На похоронах тела нет. Только маски, аккуратно уложенные в коробочки. Их сжигают, и дым вылетает в трубу.
«Это крайне опасно, и, разумеется, Вы не захотите подвергать меня опасности или увечью. Приступайте к работе, не медля, но, как всегда, прилежно. Все должно быть превосходно».
Так проходил июнь, и время от времени Латтинг невольно ощущал, как это новое чувство в нем росло, разрасталось, норовило выйти наружу, проявиться, искало выхода и не находило, загнанное внутрь, ширилось, возрождалось, преумножалось, выплескиваясь через край. Июнь прошел в ужинах и восхитительных мимолетных вечеринках для горстки приглашенных. Он призывал гостей явиться, не мешкая.
– Алло, Роби? Заходите сегодня ко мне с Элен. Договорились? Ты настоящий друг!
И они заходили. Кто бы посмел отказаться: сам Латтинг приглашает! Виделись с ним изредка, а когда виделись – гадали, в каком обличье он предстанет на сей раз. Он мог войти в любой образ, явиться в доселе неведомом обличье. Они приходили, готовые к тому, что через полчаса их выдворят. Он похлопывал их по плечу, пожимал руки, прикасался к дамским подбородкам, раскланивался и удалялся. Его слуга разносил прощальные бокалы, а затем принимался выключать свет до тех пор, пока не становилось так темно, что компании приходилось на ощупь выбираться наружу и под фонарным столбом в очередной раз повторять: до чего же странный фрукт этот Латтинг! Бывало, он мог продержать их лишний час, а иногда – оставить на весь вечер, если они умели подыграть ему, когда он был расположен к игре, и находился кто-то, способный подобрать нужную приманку для его «эго». Он вещал, а они сидели, даже не пригубив бокалы, осознавая, что на других вечеринках, в иных местах они жили одной выпивкой, но здесь выпивка только отвлекала, притупляя мысль, вместо того чтобы сохранять остроту и свежесть ума при беседе с господином в маске.
Во время одного майского застолья при свечах он задумался среди теней, пляшущих по комнате, о темном мексиканском дворике, где работал его друг. Он поднял глаза – блики играли на его маске, и он молвил:
– Серда.
– Что? – приятели взглянули на него.
– Серда. Мой друг, моя опора. Интересно, как он там?
– Кто такой Серда?
– Не важно. Он – это я. Вот кто он.
И он задумывался: насколько Серда преуспел в работе? И будет ли маска ему впору? Чепуха, его маски всегда были мне впору. И теперь будут.

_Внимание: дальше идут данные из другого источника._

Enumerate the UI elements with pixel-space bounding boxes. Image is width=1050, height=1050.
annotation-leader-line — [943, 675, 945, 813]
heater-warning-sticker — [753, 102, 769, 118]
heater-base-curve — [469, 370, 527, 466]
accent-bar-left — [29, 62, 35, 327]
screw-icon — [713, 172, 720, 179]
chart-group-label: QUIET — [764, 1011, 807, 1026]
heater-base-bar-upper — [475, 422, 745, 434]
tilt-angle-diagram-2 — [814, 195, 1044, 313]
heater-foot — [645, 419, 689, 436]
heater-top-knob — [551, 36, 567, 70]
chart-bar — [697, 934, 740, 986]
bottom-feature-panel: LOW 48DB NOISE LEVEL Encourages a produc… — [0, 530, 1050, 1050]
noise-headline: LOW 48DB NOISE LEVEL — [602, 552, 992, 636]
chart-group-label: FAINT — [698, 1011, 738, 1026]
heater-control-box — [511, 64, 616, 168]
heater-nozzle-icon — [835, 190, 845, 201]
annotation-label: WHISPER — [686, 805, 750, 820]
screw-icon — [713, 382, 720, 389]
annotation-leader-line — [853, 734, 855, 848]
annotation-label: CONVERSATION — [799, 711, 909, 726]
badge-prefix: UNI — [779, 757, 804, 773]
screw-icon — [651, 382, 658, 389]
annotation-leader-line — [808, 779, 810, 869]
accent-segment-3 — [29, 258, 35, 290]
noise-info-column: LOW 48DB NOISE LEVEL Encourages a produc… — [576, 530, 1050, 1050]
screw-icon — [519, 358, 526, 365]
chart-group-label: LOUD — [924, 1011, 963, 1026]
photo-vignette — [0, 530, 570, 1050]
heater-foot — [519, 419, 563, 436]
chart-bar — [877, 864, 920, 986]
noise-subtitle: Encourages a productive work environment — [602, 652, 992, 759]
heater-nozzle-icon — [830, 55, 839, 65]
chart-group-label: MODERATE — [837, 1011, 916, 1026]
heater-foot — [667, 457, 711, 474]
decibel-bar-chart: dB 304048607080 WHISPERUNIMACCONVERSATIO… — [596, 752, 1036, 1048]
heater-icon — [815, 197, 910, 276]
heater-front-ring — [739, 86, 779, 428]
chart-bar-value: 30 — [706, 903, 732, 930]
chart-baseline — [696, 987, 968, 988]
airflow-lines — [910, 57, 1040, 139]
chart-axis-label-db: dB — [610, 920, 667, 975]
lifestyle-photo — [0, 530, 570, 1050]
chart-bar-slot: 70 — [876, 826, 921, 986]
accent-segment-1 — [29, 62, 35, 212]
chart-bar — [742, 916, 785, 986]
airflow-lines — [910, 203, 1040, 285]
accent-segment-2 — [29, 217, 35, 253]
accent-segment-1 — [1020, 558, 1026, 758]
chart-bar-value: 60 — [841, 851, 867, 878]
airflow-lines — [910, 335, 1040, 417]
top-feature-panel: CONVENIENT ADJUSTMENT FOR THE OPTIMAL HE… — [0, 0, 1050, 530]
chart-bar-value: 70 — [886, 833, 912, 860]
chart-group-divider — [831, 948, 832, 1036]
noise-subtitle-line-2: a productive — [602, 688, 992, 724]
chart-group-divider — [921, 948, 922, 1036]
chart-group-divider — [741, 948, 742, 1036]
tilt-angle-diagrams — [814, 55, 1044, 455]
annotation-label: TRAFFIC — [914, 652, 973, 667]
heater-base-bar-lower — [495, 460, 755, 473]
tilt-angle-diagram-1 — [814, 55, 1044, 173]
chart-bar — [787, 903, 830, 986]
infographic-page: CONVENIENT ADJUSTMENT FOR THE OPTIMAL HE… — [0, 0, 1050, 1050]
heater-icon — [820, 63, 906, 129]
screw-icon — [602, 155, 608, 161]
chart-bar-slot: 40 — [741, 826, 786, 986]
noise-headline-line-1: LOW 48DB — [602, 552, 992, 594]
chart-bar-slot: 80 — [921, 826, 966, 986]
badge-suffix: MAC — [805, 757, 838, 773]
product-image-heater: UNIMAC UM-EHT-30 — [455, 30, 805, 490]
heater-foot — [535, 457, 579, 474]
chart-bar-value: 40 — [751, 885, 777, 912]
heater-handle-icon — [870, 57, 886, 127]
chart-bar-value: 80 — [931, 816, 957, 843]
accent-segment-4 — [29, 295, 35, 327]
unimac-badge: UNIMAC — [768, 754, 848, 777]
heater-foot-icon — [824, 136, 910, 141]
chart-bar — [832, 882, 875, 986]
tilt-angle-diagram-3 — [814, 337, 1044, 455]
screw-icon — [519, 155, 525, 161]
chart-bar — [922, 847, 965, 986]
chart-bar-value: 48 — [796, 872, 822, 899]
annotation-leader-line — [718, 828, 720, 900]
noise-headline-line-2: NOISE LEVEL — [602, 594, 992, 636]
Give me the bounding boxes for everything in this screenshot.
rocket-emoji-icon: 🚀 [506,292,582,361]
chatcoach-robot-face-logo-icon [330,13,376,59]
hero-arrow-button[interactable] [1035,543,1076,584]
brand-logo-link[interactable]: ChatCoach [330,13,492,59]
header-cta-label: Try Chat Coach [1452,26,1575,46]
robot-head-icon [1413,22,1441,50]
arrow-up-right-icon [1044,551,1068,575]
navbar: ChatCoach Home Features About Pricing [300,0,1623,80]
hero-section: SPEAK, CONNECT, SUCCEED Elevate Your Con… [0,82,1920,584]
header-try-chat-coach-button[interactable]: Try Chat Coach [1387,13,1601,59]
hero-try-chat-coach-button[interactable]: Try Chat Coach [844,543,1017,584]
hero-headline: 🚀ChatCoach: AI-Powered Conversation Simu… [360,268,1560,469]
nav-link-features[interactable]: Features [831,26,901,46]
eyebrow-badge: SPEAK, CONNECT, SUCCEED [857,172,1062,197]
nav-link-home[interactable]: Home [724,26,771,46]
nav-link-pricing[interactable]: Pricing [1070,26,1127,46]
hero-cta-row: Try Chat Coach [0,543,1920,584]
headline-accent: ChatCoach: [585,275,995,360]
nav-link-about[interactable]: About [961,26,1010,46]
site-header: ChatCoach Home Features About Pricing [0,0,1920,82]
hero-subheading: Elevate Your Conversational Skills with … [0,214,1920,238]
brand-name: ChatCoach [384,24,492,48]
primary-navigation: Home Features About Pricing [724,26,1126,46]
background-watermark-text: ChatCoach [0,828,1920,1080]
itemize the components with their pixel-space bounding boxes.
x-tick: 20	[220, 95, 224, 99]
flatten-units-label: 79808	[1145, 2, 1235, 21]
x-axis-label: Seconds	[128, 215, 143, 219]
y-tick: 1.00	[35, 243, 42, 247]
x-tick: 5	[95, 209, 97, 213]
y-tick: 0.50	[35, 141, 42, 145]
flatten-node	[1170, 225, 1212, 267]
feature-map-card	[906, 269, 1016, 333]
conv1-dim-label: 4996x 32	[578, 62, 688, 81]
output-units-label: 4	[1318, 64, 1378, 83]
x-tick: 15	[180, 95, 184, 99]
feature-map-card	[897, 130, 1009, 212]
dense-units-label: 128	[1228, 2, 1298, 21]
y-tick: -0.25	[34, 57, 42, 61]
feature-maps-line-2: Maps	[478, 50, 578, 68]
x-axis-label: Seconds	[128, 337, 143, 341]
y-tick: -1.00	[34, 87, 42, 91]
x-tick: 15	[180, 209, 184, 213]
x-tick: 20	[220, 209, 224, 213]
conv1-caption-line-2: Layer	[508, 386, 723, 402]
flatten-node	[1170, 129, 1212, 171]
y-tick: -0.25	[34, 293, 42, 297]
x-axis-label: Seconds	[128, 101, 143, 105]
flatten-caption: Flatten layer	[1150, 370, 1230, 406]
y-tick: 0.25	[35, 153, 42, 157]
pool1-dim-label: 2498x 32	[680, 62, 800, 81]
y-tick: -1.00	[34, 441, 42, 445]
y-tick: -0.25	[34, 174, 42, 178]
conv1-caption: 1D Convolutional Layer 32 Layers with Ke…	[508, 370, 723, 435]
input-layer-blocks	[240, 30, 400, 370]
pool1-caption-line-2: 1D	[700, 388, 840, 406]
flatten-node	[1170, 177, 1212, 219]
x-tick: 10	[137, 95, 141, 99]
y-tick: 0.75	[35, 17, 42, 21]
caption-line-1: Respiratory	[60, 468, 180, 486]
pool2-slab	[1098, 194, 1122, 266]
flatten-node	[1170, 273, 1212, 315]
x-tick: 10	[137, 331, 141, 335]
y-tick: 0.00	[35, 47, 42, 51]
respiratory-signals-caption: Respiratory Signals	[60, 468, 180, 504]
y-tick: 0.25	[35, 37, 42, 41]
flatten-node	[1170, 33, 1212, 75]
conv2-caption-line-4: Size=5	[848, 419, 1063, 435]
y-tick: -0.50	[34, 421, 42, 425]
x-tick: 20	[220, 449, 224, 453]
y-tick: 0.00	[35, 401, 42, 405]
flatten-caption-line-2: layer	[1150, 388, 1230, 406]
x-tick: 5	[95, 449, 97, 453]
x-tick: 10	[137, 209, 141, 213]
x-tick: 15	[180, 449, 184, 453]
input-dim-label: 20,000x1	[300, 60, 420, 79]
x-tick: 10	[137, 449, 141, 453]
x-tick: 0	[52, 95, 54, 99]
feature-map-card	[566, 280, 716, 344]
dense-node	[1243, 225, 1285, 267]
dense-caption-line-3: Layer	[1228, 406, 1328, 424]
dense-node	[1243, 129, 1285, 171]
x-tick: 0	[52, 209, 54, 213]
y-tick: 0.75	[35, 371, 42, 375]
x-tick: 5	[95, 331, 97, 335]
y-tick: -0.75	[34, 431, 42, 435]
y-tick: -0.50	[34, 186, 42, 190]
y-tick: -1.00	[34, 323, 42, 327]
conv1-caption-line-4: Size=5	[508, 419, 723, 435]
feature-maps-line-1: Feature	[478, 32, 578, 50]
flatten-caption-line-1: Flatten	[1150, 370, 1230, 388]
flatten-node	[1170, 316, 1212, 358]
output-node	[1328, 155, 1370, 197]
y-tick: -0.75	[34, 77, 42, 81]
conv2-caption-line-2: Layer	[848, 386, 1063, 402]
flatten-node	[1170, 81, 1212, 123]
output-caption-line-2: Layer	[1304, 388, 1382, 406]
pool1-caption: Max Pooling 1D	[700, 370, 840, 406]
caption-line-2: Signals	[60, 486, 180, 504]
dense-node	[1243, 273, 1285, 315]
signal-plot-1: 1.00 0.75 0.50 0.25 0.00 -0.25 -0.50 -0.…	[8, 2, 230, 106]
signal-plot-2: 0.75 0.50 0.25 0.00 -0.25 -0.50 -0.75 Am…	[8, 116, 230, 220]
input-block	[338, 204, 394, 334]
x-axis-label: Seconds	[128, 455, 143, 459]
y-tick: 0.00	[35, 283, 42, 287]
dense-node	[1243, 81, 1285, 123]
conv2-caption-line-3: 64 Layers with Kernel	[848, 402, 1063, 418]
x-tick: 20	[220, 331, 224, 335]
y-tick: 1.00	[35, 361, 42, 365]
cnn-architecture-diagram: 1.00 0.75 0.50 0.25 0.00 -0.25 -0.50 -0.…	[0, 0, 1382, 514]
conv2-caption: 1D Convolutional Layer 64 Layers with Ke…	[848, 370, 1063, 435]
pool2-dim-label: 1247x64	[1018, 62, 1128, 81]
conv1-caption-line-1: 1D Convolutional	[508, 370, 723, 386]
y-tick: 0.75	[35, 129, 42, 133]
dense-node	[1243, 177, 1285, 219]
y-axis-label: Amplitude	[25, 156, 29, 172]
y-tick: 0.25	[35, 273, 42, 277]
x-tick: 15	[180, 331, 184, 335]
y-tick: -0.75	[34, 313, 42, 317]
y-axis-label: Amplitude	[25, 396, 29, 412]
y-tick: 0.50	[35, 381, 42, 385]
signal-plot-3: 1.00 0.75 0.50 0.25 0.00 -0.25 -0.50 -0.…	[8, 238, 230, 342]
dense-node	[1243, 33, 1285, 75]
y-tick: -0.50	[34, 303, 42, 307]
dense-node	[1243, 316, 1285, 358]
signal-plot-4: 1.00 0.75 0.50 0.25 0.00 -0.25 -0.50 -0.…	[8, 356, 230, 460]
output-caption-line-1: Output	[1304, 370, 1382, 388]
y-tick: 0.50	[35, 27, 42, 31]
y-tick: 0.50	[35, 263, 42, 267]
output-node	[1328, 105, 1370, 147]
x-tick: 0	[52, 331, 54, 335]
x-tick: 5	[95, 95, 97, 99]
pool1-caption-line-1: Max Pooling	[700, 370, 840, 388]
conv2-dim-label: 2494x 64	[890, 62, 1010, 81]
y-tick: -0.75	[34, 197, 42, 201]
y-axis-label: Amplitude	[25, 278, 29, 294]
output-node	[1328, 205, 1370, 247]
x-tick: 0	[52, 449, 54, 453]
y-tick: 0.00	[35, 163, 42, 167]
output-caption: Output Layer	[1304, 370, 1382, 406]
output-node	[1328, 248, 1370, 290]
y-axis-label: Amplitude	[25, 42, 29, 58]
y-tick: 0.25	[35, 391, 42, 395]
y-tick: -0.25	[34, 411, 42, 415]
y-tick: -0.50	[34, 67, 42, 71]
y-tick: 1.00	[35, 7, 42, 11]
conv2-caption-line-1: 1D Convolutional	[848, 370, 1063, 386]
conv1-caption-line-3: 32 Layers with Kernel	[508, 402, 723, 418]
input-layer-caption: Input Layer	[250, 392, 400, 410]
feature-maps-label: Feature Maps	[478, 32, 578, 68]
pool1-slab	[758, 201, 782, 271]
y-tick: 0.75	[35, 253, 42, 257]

Он думал о Серде весь июнь и весь июль; в последнюю неделю июля его мысли кипели шипучими пузырьками в голове. Он доходил до кондиции. Следил за своей почтой. Нервничал до исступления. Никого не принимал. Заперся в комнате и ждал прибытия того, чему суждено было прибыть. Он и маска должны прийтись друг другу впору, как две части головоломки, как Инь и Ян, с невиданной точностью, впритирку, чтобы между половинками не протиснулось бы и лезвие ножа. Он объяснил Серде, чего он хочет, и резец работал. Он пытался представить, какую часть он вырезает сейчас, какие эмоции запечатлеваются на маске. Уже 15 июля. Маска ДОЛЖНА быть готова. Вот ее в оберточной бумаге укладывают в коробку. Лак просушен. Засыпают опилками, причудливо завитыми бумажными спиральками. Потом – на станцию. В долгое путешествие по синим горам, под кремовыми облаками, сквозь раскаленную пустыню. А если, боже упаси, она потеряется в пути!